Fire is a destructive force. It obliterates all in its path with no rhyme or reason. It jumps from point to point feeding and taking what it will and yet sometimes leaving a lone tree to survive. It travels by barely surviving grass, to parched bush to ancient tree, annihilating all in its path and never glancing back at its devastation. It breaths and eats like any living thing. And while it breaths everything else suffocates.



The smell is rancid. The first day after the fire burns through without apology, you are still reminded of camp fires but as the smell sits and lingers on the land, it changes. It is now raw and sharp and wreaks eerily of death and stillness. Even as the wind blows the smell around me, I feel as if the Earth has stopped to allow all living things to pay their respects to the land. To what the land has endured. This fire slaps me on every level of my senses. Once living things, now crumble in my hand. My eyes see the destruction, my ears hear the fire move on to better fuel, but mostly that pain we've all tried to explain has settled within me. The one that sits in your gut and closes your throat and reminds you of your first heartbreak. That pain that we've all been through and are positive will never die. That pain is engaged, that heart ache that transcends race, creed and nationality is fully engaged within me.
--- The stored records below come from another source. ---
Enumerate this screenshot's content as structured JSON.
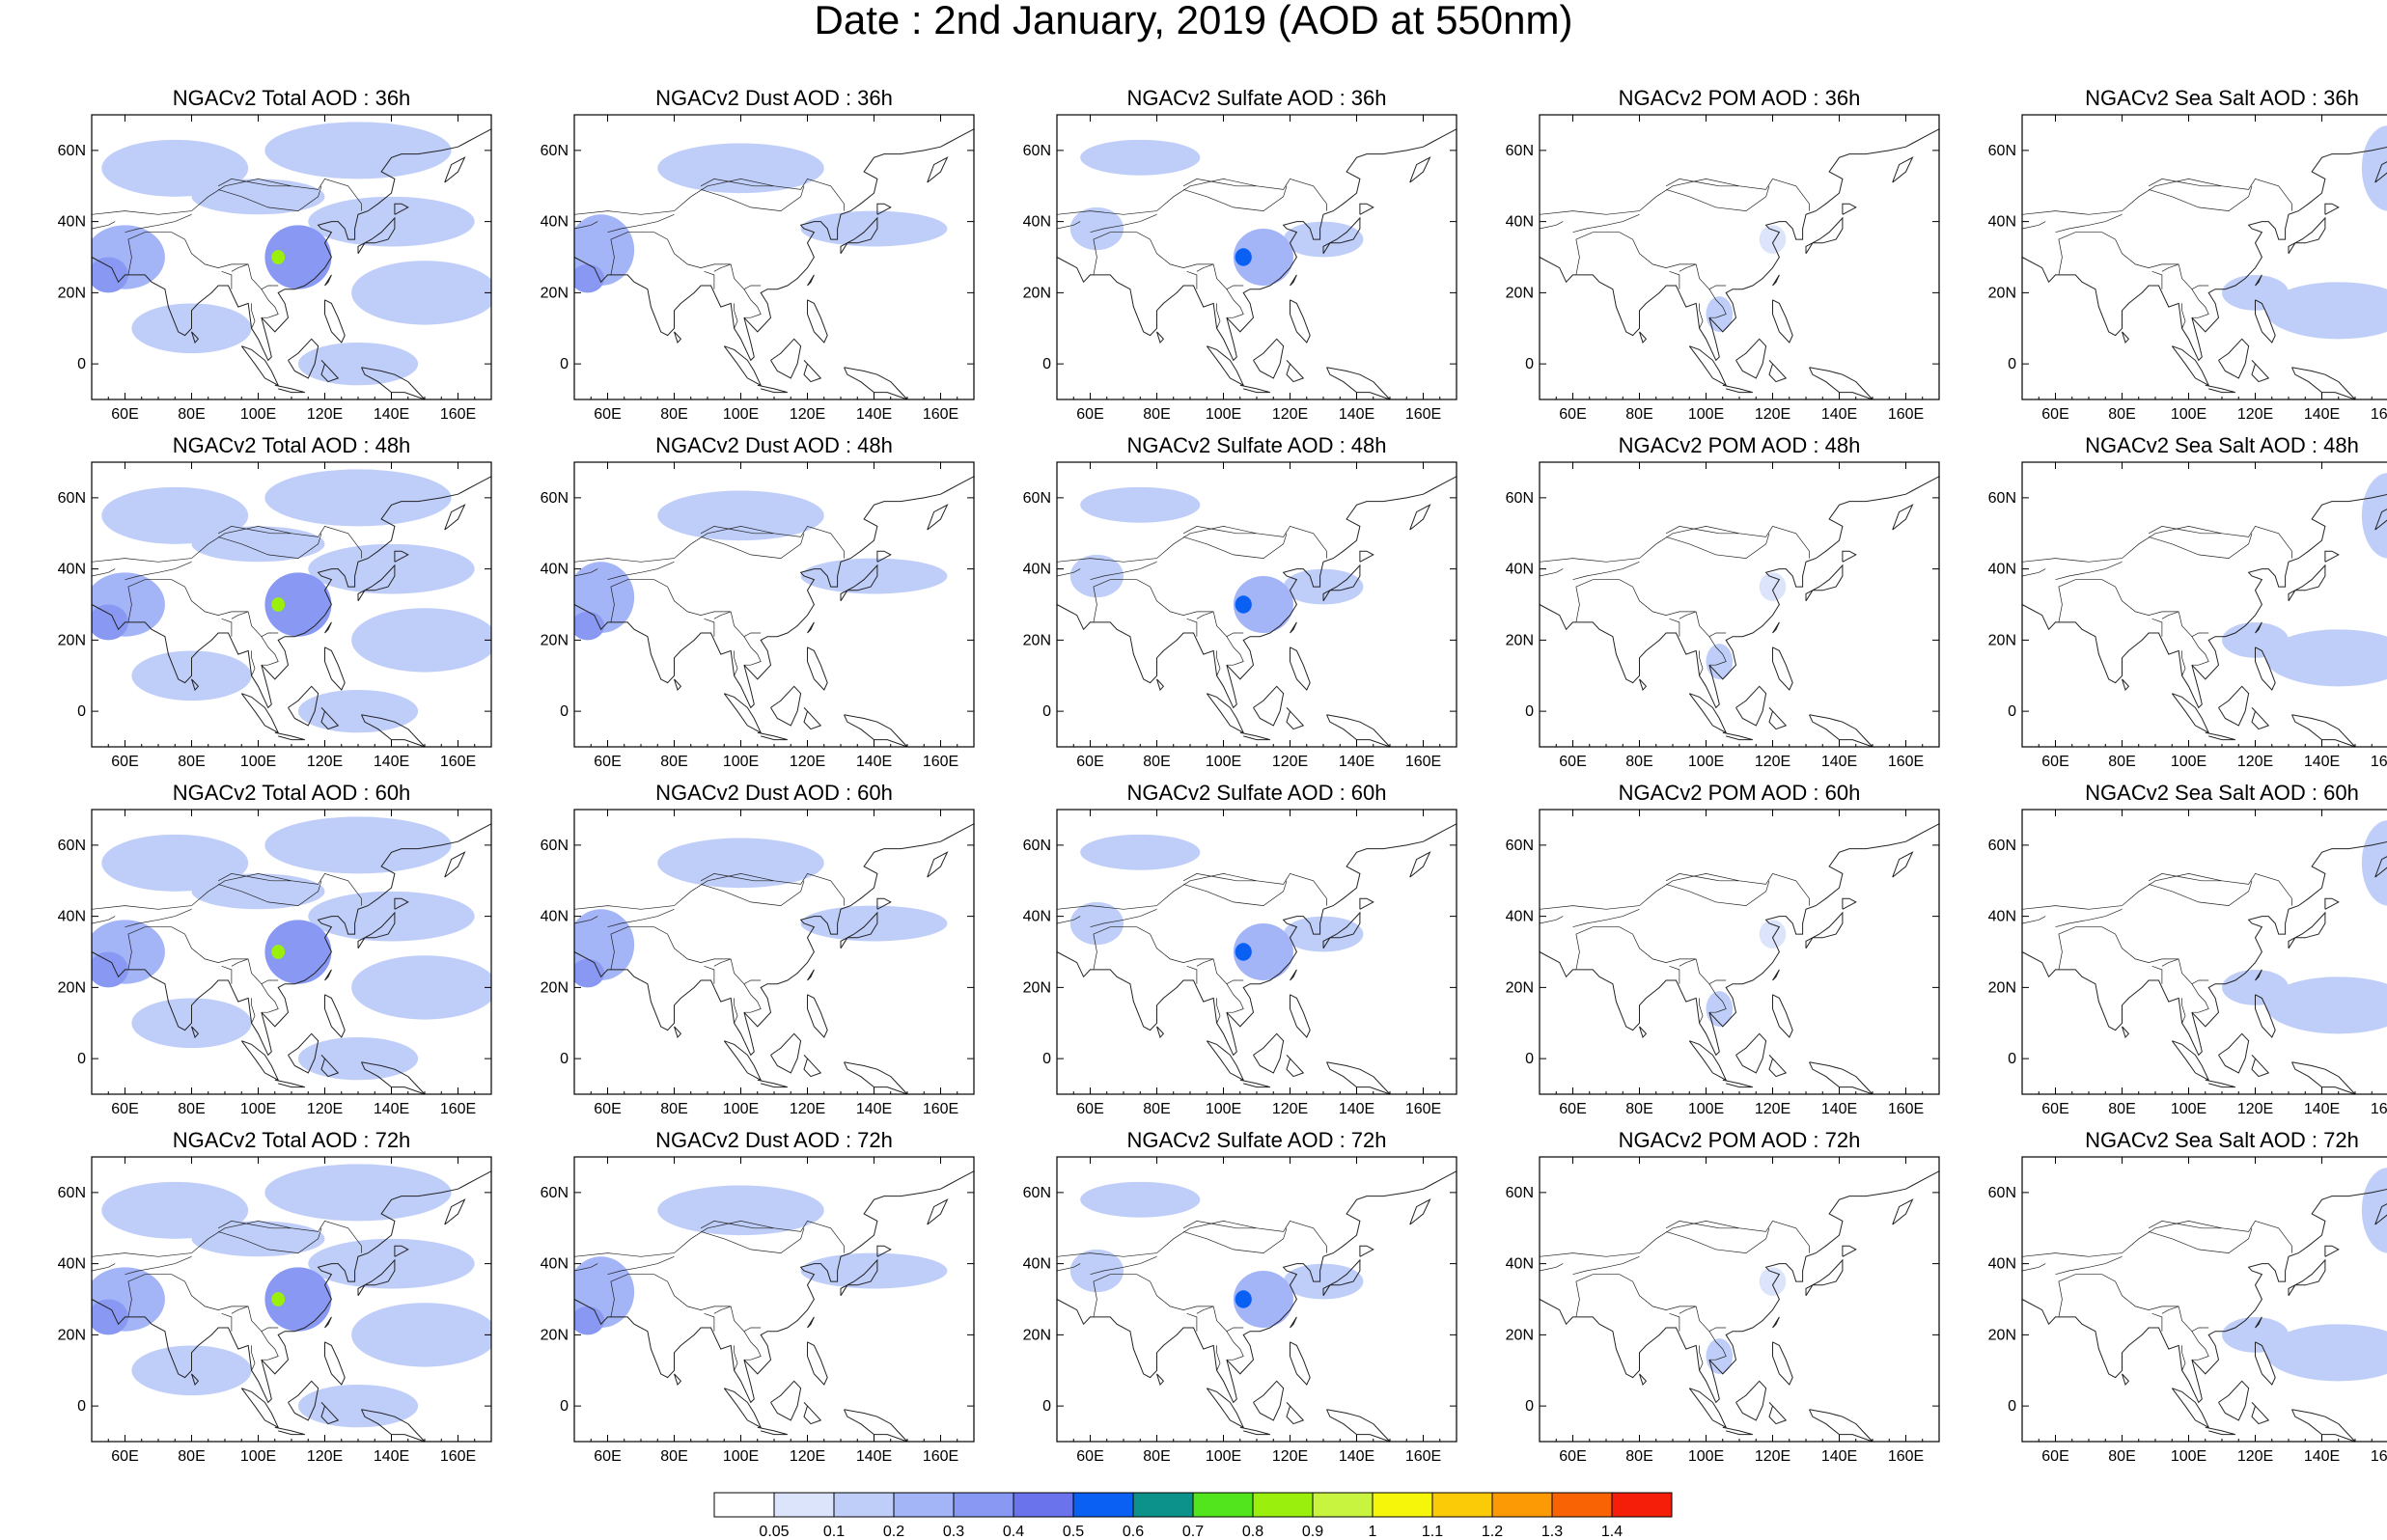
{
  "title": "Date : 2nd January, 2019 (AOD at 550nm)",
  "map": {
    "lon_range": [
      50,
      170
    ],
    "lat_range": [
      -10,
      70
    ],
    "lon_ticks": [
      60,
      80,
      100,
      120,
      140,
      160
    ],
    "lat_ticks": [
      0,
      20,
      40,
      60
    ],
    "lon_tick_labels": [
      "60E",
      "80E",
      "100E",
      "120E",
      "140E",
      "160E"
    ],
    "lat_tick_labels": [
      "0",
      "20N",
      "40N",
      "60N"
    ]
  },
  "panels": [
    {
      "title": "NGACv2 Total AOD : 36h",
      "species": "total",
      "hour": 36
    },
    {
      "title": "NGACv2 Dust AOD : 36h",
      "species": "dust",
      "hour": 36
    },
    {
      "title": "NGACv2 Sulfate AOD : 36h",
      "species": "sulfate",
      "hour": 36
    },
    {
      "title": "NGACv2 POM AOD : 36h",
      "species": "pom",
      "hour": 36
    },
    {
      "title": "NGACv2 Sea Salt AOD : 36h",
      "species": "seasalt",
      "hour": 36
    },
    {
      "title": "NGACv2 Total AOD : 48h",
      "species": "total",
      "hour": 48
    },
    {
      "title": "NGACv2 Dust AOD : 48h",
      "species": "dust",
      "hour": 48
    },
    {
      "title": "NGACv2 Sulfate AOD : 48h",
      "species": "sulfate",
      "hour": 48
    },
    {
      "title": "NGACv2 POM AOD : 48h",
      "species": "pom",
      "hour": 48
    },
    {
      "title": "NGACv2 Sea Salt AOD : 48h",
      "species": "seasalt",
      "hour": 48
    },
    {
      "title": "NGACv2 Total AOD : 60h",
      "species": "total",
      "hour": 60
    },
    {
      "title": "NGACv2 Dust AOD : 60h",
      "species": "dust",
      "hour": 60
    },
    {
      "title": "NGACv2 Sulfate AOD : 60h",
      "species": "sulfate",
      "hour": 60
    },
    {
      "title": "NGACv2 POM AOD : 60h",
      "species": "pom",
      "hour": 60
    },
    {
      "title": "NGACv2 Sea Salt AOD : 60h",
      "species": "seasalt",
      "hour": 60
    },
    {
      "title": "NGACv2 Total AOD : 72h",
      "species": "total",
      "hour": 72
    },
    {
      "title": "NGACv2 Dust AOD : 72h",
      "species": "dust",
      "hour": 72
    },
    {
      "title": "NGACv2 Sulfate AOD : 72h",
      "species": "sulfate",
      "hour": 72
    },
    {
      "title": "NGACv2 POM AOD : 72h",
      "species": "pom",
      "hour": 72
    },
    {
      "title": "NGACv2 Sea Salt  AOD : 72h",
      "species": "seasalt",
      "hour": 72
    }
  ],
  "colorbar": {
    "labels": [
      "0.05",
      "0.1",
      "0.2",
      "0.3",
      "0.4",
      "0.5",
      "0.6",
      "0.7",
      "0.8",
      "0.9",
      "1",
      "1.1",
      "1.2",
      "1.3",
      "1.4"
    ],
    "colors": [
      "#ffffff",
      "#dbe4fb",
      "#bfcdf9",
      "#a3b4f7",
      "#8898f3",
      "#6a72ec",
      "#0a60f2",
      "#0c928a",
      "#52e41c",
      "#9af00c",
      "#c8f440",
      "#f6f60a",
      "#fccb08",
      "#fb9a05",
      "#f96304",
      "#f51e08"
    ]
  },
  "aod_fields": {
    "total": [
      {
        "lon": 60,
        "lat": 30,
        "rx": 12,
        "ry": 9,
        "v": 0.25
      },
      {
        "lon": 55,
        "lat": 25,
        "rx": 6,
        "ry": 5,
        "v": 0.35
      },
      {
        "lon": 75,
        "lat": 55,
        "rx": 22,
        "ry": 8,
        "v": 0.12
      },
      {
        "lon": 130,
        "lat": 60,
        "rx": 28,
        "ry": 8,
        "v": 0.12
      },
      {
        "lon": 100,
        "lat": 47,
        "rx": 20,
        "ry": 5,
        "v": 0.1
      },
      {
        "lon": 112,
        "lat": 30,
        "rx": 10,
        "ry": 9,
        "v": 0.32
      },
      {
        "lon": 106,
        "lat": 30,
        "rx": 2,
        "ry": 2,
        "v": 0.8
      },
      {
        "lon": 140,
        "lat": 40,
        "rx": 25,
        "ry": 7,
        "v": 0.15
      },
      {
        "lon": 150,
        "lat": 20,
        "rx": 22,
        "ry": 9,
        "v": 0.14
      },
      {
        "lon": 80,
        "lat": 10,
        "rx": 18,
        "ry": 7,
        "v": 0.1
      },
      {
        "lon": 130,
        "lat": 0,
        "rx": 18,
        "ry": 6,
        "v": 0.12
      }
    ],
    "dust": [
      {
        "lon": 58,
        "lat": 32,
        "rx": 10,
        "ry": 10,
        "v": 0.2
      },
      {
        "lon": 54,
        "lat": 24,
        "rx": 5,
        "ry": 4,
        "v": 0.32
      },
      {
        "lon": 100,
        "lat": 55,
        "rx": 25,
        "ry": 7,
        "v": 0.1
      },
      {
        "lon": 140,
        "lat": 38,
        "rx": 22,
        "ry": 5,
        "v": 0.1
      }
    ],
    "sulfate": [
      {
        "lon": 112,
        "lat": 30,
        "rx": 9,
        "ry": 8,
        "v": 0.25
      },
      {
        "lon": 106,
        "lat": 30,
        "rx": 2.5,
        "ry": 2.5,
        "v": 0.5
      },
      {
        "lon": 75,
        "lat": 58,
        "rx": 18,
        "ry": 5,
        "v": 0.1
      },
      {
        "lon": 130,
        "lat": 35,
        "rx": 12,
        "ry": 5,
        "v": 0.1
      },
      {
        "lon": 62,
        "lat": 38,
        "rx": 8,
        "ry": 6,
        "v": 0.1
      }
    ],
    "pom": [
      {
        "lon": 104,
        "lat": 14,
        "rx": 4,
        "ry": 5,
        "v": 0.15
      },
      {
        "lon": 120,
        "lat": 35,
        "rx": 4,
        "ry": 4,
        "v": 0.08
      }
    ],
    "seasalt": [
      {
        "lon": 145,
        "lat": 15,
        "rx": 22,
        "ry": 8,
        "v": 0.13
      },
      {
        "lon": 160,
        "lat": 55,
        "rx": 8,
        "ry": 12,
        "v": 0.1
      },
      {
        "lon": 120,
        "lat": 20,
        "rx": 10,
        "ry": 5,
        "v": 0.1
      }
    ]
  }
}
Our home is still standing. Built in 1923, it humbly stands amongst terrain that does not match it in beauty. It is not ostentatious or boastful but has provided a family tree with very wide spread branches, memories and safety for years and now for many years to come. It's dining room was home to Skip-Bo games and Thanksgiving dinners. It's screened porch to laughter and afternoon naps. This house is more than wood and glass, it is a home. A haven. I singular reminder that our family was and is. That our family, no matter how far we travel, no matter where we lay our head at night, no matter how long we stay away, are one with this land.

I am a Texan. And to anyone who feels that way, we are Texans first and foremost. So the images of this land that I love burning away is imprinted in my mind. Flames licking the country side clean and smoke filling the air with toxins, robbing it of it's simple purity. But although this fire has damaged us, has changed what our lives will be like for years to come. It has certainly served as reminder...

Every volunteer firefighter, every National Forest Service worker, every pilot, every Electric Company employee, every citizen, every rancher, still stands. Still fights. This battle, this war was not fought alone. In times of crisis we are reminded that we do not stand alone. We stand together. For every man or woman who did not sleep over the last month, who rode endless hour looking for hot spots, who waged battle against this fire with shovels and cattle sprayers and sheer desire to win, I say thank you. I am reminded that I am not alone, and I say thank you.